In my opinion the true answer to these difficulties is that where in one indictment a count for a crime falling under any of the secs. 333 to 338 is joined with a count making a specific charge of another crime falling under that section, then in such a case sec. 332 does not authorize a conviction for that specific charge on any part of the indictment except the count making it.

I am aware that the consequences and anomalies to which I have referred might be avoided, not by treating secs. 332 to 338 as inapplicable to the extent to which express counts under sec. 311 cover the same ground, but by treating sec. 311 as inapplicable to crimes falling under secs. 332 to 338. But having regard to the position, the nature and the purpose of the respective provisions to which I deny a cumulative operation, the more reasonable reconciliation and that most likely to accord with the intention of the legislation appears to me to be that which I have adopted. It means that the indictment should not be understood as tacitly or impliedly charging in one count the commission of specific crimes which it expressly charges in other counts. No doubt the indictment against the prisoner does not mean to do so, and the interpretation of the indictment itself might be enough to answer the prisoner's contention. For if the indictment means that the alternative crime of receiving is excluded from the first count and that meaning is operative, then the prisoner was never in peril upon that count of a conviction of receiving. But it might well be a question whether the indictment could receive its intended operation unless some such interpretation as I have given to the relevant provisions is placed upon them.

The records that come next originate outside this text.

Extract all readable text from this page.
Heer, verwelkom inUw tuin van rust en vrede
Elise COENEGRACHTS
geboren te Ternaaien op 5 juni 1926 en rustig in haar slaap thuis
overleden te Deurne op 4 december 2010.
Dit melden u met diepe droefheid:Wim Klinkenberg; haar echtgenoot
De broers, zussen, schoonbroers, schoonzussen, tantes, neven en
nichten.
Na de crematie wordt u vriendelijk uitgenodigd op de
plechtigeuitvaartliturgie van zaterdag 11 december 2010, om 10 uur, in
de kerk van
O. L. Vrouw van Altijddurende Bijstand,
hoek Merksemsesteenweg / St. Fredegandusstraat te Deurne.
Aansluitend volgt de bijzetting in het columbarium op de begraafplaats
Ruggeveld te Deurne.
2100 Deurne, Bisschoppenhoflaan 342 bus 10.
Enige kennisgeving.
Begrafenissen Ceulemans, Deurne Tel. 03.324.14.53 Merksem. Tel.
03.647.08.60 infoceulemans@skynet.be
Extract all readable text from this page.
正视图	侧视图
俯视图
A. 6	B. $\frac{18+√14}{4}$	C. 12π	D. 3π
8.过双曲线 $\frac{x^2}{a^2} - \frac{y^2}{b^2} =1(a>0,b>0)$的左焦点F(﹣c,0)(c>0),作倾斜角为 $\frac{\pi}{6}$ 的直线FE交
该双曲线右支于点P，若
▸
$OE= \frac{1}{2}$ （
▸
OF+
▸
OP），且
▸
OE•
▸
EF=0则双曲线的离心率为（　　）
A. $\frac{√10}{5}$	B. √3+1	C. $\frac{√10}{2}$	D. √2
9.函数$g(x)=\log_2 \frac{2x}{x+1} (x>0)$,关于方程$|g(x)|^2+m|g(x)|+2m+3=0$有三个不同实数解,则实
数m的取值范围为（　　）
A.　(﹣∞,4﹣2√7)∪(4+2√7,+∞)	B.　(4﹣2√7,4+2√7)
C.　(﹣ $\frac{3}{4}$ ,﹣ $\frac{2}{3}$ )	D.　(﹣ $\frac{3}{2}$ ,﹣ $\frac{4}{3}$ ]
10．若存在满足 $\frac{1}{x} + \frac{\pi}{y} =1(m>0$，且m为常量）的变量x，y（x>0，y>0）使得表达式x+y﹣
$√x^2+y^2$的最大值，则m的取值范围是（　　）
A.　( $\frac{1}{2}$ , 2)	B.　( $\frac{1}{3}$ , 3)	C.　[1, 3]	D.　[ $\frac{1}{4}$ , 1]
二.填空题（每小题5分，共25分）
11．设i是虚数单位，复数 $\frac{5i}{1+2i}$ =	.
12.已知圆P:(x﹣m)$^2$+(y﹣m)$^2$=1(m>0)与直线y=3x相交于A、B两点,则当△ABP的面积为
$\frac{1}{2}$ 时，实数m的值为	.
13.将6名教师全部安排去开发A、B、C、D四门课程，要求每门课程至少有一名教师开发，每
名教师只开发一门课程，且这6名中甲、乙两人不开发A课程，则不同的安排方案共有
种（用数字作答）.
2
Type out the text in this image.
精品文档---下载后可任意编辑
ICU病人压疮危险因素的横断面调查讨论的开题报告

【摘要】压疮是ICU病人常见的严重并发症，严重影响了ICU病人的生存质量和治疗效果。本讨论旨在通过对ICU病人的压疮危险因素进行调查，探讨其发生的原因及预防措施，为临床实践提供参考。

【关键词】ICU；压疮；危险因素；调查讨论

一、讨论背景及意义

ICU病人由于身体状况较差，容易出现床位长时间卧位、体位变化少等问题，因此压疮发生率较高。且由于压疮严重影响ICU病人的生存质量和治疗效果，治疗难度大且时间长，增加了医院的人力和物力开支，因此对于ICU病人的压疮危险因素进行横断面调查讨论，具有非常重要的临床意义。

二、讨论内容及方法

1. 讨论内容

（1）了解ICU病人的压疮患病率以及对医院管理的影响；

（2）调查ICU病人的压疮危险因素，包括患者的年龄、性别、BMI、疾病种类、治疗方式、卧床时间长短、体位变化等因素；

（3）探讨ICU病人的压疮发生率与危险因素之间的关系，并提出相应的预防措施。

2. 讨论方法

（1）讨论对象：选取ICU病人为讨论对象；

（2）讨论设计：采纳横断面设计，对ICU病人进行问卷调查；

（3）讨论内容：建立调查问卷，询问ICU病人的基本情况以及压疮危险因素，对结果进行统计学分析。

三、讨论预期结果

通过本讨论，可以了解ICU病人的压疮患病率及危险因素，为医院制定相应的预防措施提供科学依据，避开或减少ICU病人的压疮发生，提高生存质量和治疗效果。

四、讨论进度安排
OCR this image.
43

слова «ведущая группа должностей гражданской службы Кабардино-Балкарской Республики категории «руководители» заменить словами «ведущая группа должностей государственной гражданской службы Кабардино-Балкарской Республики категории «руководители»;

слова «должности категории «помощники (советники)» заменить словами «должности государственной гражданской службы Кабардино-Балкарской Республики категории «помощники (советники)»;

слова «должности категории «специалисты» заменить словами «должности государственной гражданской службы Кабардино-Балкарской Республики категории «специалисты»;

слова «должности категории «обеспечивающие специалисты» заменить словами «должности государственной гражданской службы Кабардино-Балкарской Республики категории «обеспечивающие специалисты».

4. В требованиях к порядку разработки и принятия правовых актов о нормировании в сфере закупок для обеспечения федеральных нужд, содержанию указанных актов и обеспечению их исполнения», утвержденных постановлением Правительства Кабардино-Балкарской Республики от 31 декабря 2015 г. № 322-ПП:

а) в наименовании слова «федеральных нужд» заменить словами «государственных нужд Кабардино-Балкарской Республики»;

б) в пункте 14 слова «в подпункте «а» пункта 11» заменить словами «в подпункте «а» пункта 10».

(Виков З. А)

Again, the meaning of the verdict or answer returned by the jury to the court accords with the interpretation I have placed on the indictment and upon the legislation. Considered as a whole, the jury's answer to the counts of the indictment means that the jury were unable to say whether or no the prisoner was guilty of the receiving made the subject of the third count, but that he was not guilty of stealing or of the receiving the subject of the second count. Thus, properly construed, the verdict did not assume to acquit the prisoner of the receiving which, according to his contention, should or might have been inquired into under the first count. If, contrary to the view I have expressed, he was on that count in peril of conviction for the receiving in question, he was not delivered. But the truth is that, in meaning, the verdict, the indictment and the legislation all accord.

I think that the appeal should be allowed, the order of the Supreme Court discharged, the verdict of acquittal on the issue joined upon the special plea in writing should be set aside and in lieu thereof a verdict entered on such issue for the Crown.

Appeal allowed. Order of the Court of Criminal Appeal discharged. In lieu order that the appeal of the Attorney-General to the Court of Criminal Appeal from the verdict and judgment of acquittal on the third count be allowed and such verdict and judgment set aside. Order that verdict be entered for the appellant on the issues joined upon the special pleas in writing filed by the respondent to the third count. Respondent remanded for trial on the third count to the sittings of the Supreme Court at Hobart in its criminal jurisdiction. Appellant to pay respondent's costs of appeal.

Solicitor for the appellant, H. M. Brettingham-Moore, Crown Solicitor for Tasmania, by J. E. Clark, Crown Solicitor for New South Wales.

Solicitors for the respondent, Crisp, Wright & Hodgman, by J. W. Maund & Kelynack.

[1] (1855) 7 Cox C.C. 85.

[2] (1911) 2 K.B. 1095.

[3] (1911) 2 K.B., at p. 1101.

[4] (1911) 2 K.B. 1095.

[5] (1916) 1 K.B., at p. 449.

[6] (1851) 5 Cox C.C. 20, at p. 89.

[7] (1896) 60 J.P. 809; 13 T.L.R. 70.